I couldn’t be sure thanks to his gas mask, but with how his eyes shone like ancient stars, I somehow thought that the man was smiling. It was a smile that held no malice, no animosity, but instead a tenderness that reminded me of my father, and how he hugged me every time he came home from work.

“A friend.” He chuckled and brushed some loose hair from my face. “Sleep now. You’re going to need it.”

As if on command, my eyelids slid shut, and the stranger vanished from sight.

Thump.

Gasping, I sat up on my elbows, and blinked.

What the . . .

I lay in the bottom of my red fiberglass canoe, floating on the quiet waters of Maple Lake. The sky lay swathed in sheets of red, orange, and yellow light as the sun slipped below the horizon to the west. No ash rained down, and the air felt cool on my skin, the hot days of September drawing closer to the eventual cold fronts of October. Strange blooms glowed orange, pink, and green on the nearby shore, and crickets sang in the brush nearby. Fireflies danced with happy swoops, and in the trees, winged lizards cawed at one another in the branches, fighting over shiny bits of scrap.

Bringing a trembling hand to my face, I tugged the gas mask free from my skin, and took a long, greedy gulp of sweet, fresh air. My hip no longer hurt, and as I probed my body with tentative fingers, I found new gauze taped over various wounds. A navy-blue wool blanket had been wrapped around me like a cocoon, the pinewood paddle tucked beside it, and at my feet lay the black nylon backpack.

I snatched it up, and unzipped the main compartment.

Hello beautiful.

There it sat, the black polymer box, still stained with Echo Spider goo, the white lettering visible under all the dried mucous.

LDB01106.

I’d done it.
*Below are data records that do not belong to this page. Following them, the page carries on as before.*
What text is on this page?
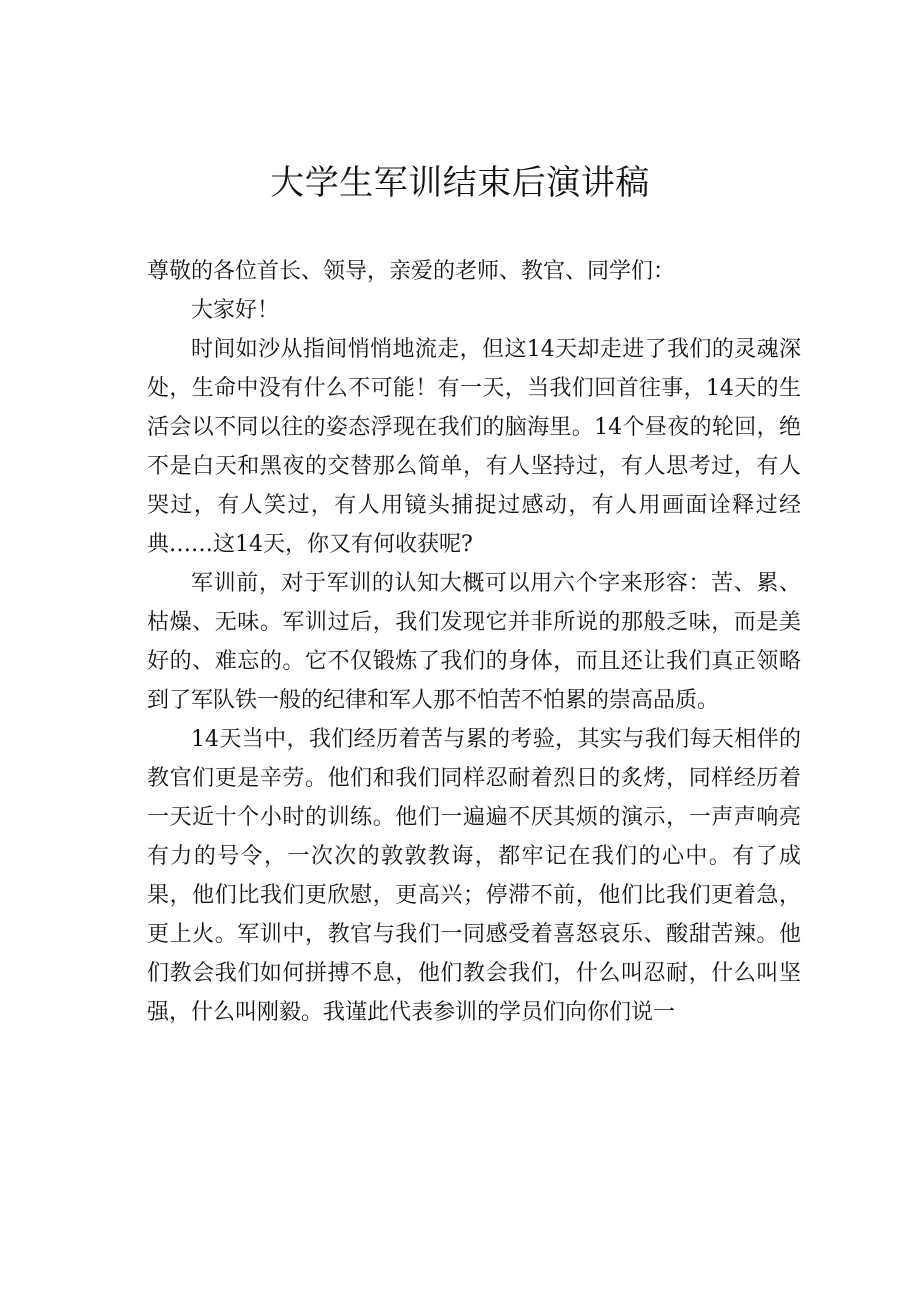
大学生军训结束后演讲稿

尊敬的各位首长、领导，亲爱的老师、教官、同学们：

大家好！

时间如沙从指间悄悄地流走，但这14天却走进了我们的灵魂深处，生命中没有什么不可能！有一天，当我们回首往事，14天的生活会以不同以往的姿态浮现在我们的脑海里。14个昼夜的轮回，绝不是白天和黑夜的交替那么简单，有人坚持过，有人思考过，有人哭过，有人笑过，有人用镜头捕捉过感动，有人用画面诠释过经典……这14天，你又有何收获呢?

军训前，对于军训的认知大概可以用六个字来形容：苦、累、枯燥、无味。军训过后，我们发现它并非所说的那般乏味，而是美好的、难忘的。它不仅锻炼了我们的身体，而且还让我们真正领略到了军队铁一般的纪律和军人那不怕苦不怕累的崇高品质。

14天当中，我们经历着苦与累的考验，其实与我们每天相伴的教官们更是辛劳。他们和我们同样忍耐着烈日的炙烤，同样经历着一天近十个小时的训练。他们一遍遍不厌其烦的演示，一声声响亮有力的号令，一次次的敦敦教诲，都牢记在我们的心中。有了成果，他们比我们更欣慰，更高兴；停滞不前，他们比我们更着急，更上火。军训中，教官与我们一同感受着喜怒哀乐、酸甜苦辣。他们教会我们如何拼搏不息，他们教会我们，什么叫忍耐，什么叫坚强，什么叫刚毅。我谨此代表参训的学员们向你们说一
The box was mine.

Looking around, I couldn’t see the stranger anywhere, and despite the bandages, blanket, and the fact that Collingswood was nowhere in sight, I wondered if I had in fact seen him at all. Had I hallucinated in shock from my wounds? Had I managed to escape, applied first aid, and passed out in my canoe? But if that was the case, where had the blanket come from?

Bang.

I nearly jumped out of my skin and scanned the horizon.
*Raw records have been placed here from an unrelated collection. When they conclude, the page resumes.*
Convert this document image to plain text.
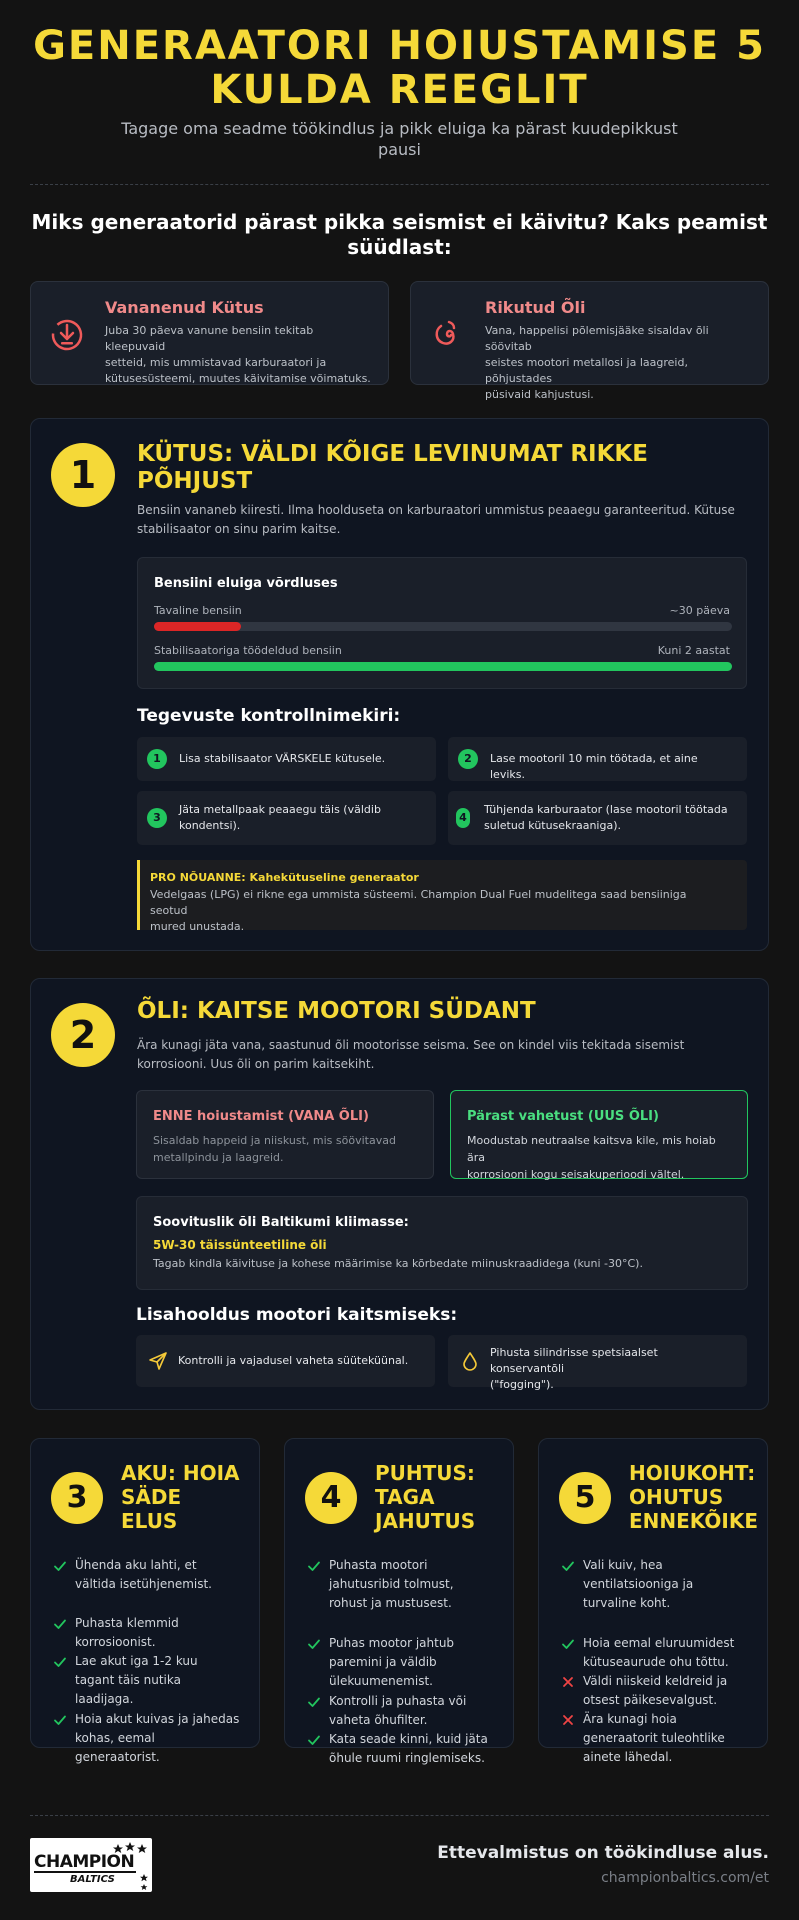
GENERAATORI HOIUSTAMISE 5
KULDA REEGLIT
Tagage oma seadme töökindlus ja pikk eluiga ka pärast kuudepikkust
pausi
Miks generaatorid pärast pikka seismist ei käivitu? Kaks peamist
süüdlast:
Vananenud Kütus
Juba 30 päeva vanune bensiin tekitab kleepuvaid
setteid, mis ummistavad karburaatori ja
kütusesüsteemi, muutes käivitamise võimatuks.
Rikutud Õli
Vana, happelisi põlemisjääke sisaldav õli söövitab
seistes mootori metallosi ja laagreid, põhjustades
püsivaid kahjustusi.
1	KÜTUS: VÄLDI KÕIGE LEVINUMAT RIKKE
PÕHJUST
Bensiin vananeb kiiresti. Ilma hoolduseta on karburaatori ummistus peaaegu garanteeritud. Kütuse
stabilisaator on sinu parim kaitse.
Bensiini eluiga võrdluses
Tavaline bensiin	~30 päeva
Stabilisaatoriga töödeldud bensiin	Kuni 2 aastat
Tegevuste kontrollnimekiri:
1	Lisa stabilisaator VÄRSKELE kütusele.	2	Lase mootoril 10 min töötada, et aine leviks.
3
Jäta metallpaak peaaegu täis (väldib
kondentsi).
4
Tühjenda karburaator (lase mootoril töötada
suletud kütusekraaniga).
PRO NÕUANNE: Kahekütuseline generaator
Vedelgaas (LPG) ei rikne ega ummista süsteemi. Champion Dual Fuel mudelitega saad bensiiniga seotud
mured unustada.
2
ÕLI: KAITSE MOOTORI SÜDANT
Ära kunagi jäta vana, saastunud õli mootorisse seisma. See on kindel viis tekitada sisemist
korrosiooni. Uus õli on parim kaitsekiht.
ENNE hoiustamist (VANA ÕLI)
Sisaldab happeid ja niiskust, mis söövitavad
metallpindu ja laagreid.
Pärast vahetust (UUS ÕLI)
Moodustab neutraalse kaitsva kile, mis hoiab ära
korrosiooni kogu seisakuperioodi vältel.
Soovituslik õli Baltikumi kliimasse:
5W-30 täissünteetiline õli
Tagab kindla käivituse ja kohese määrimise ka kõrbedate miinuskraadidega (kuni -30°C).
Lisahooldus mootori kaitsmiseks:
Kontrolli ja vajadusel vaheta süüteküünal.
Pihusta silindrisse spetsiaalset konservantõli
("fogging").
3
AKU: HOIA
SÄDE
ELUS
Ühenda aku lahti, et
vältida isetühjenemist.
Puhasta klemmid
korrosioonist.
Lae akut iga 1-2 kuu
tagant täis nutika
laadijaga.
Hoia akut kuivas ja jahedas
kohas, eemal
generaatorist.
4
PUHTUS:
TAGA
JAHUTUS
Puhasta mootori
jahutusribid tolmust,
rohust ja mustusest.
Puhas mootor jahtub
paremini ja väldib
ülekuumenemist.
Kontrolli ja puhasta või
vaheta õhufilter.
Kata seade kinni, kuid jäta
õhule ruumi ringlemiseks.
5
HOIUKOHT:
OHUTUS
ENNEKÕIKE
Vali kuiv, hea
ventilatsiooniga ja
turvaline koht.
Hoia eemal eluruumidest
kütuseaurude ohu tõttu.
Väldi niiskeid keldreid ja
otsest päikesevalgust.
Ära kunagi hoia
generaatorit tuleohtlike
ainete lähedal.
CHAMPION
BALTICS
Ettevalmistus on töökindluse alus.
championbaltics.com/et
My eyes fixed on a distant cluster of shapes, long hard lines that stood out against the backdrop of trees. A huge, low-slung square sat in the water, just off the shore a quarter mile from where I floated. I could see the radio antenna atop the old bridge at the stern, the peeling numbers on the side, and the rusted anchor points for tugboats to pull it in for mooring.

The abandoned coal barge. All I had to do was paddle, and I’d be there within fifteen minutes.

Bang, bang, bang . . . boom.

Dread slithered through my veins, and my triumphant smile melted away. They were shooting, shooting a lot, and that last explosion had been big enough to shake the trees.

They were shooting at something . . . or someone.

Grabbing the paddle from the bottom of the canoe, I drove it into the water with furious speed, and headed for the beached ship. My muscles burned, and my lungs itched from the abuse they had taken in Collingswood, but I plunged onward. The air shook with explosions, birds and beasts careened out of the trees onshore in alarm, and smoke began to rise from unseen fires. More gunshots roared into the night, a full-on firefight erupting somewhere up ahead, but I didn’t care.

If Captain Roberts had broken his word, if anyone had so much as laid a finger on Jamie or Chris, I’d spend every bullet I had left to make them pay for it.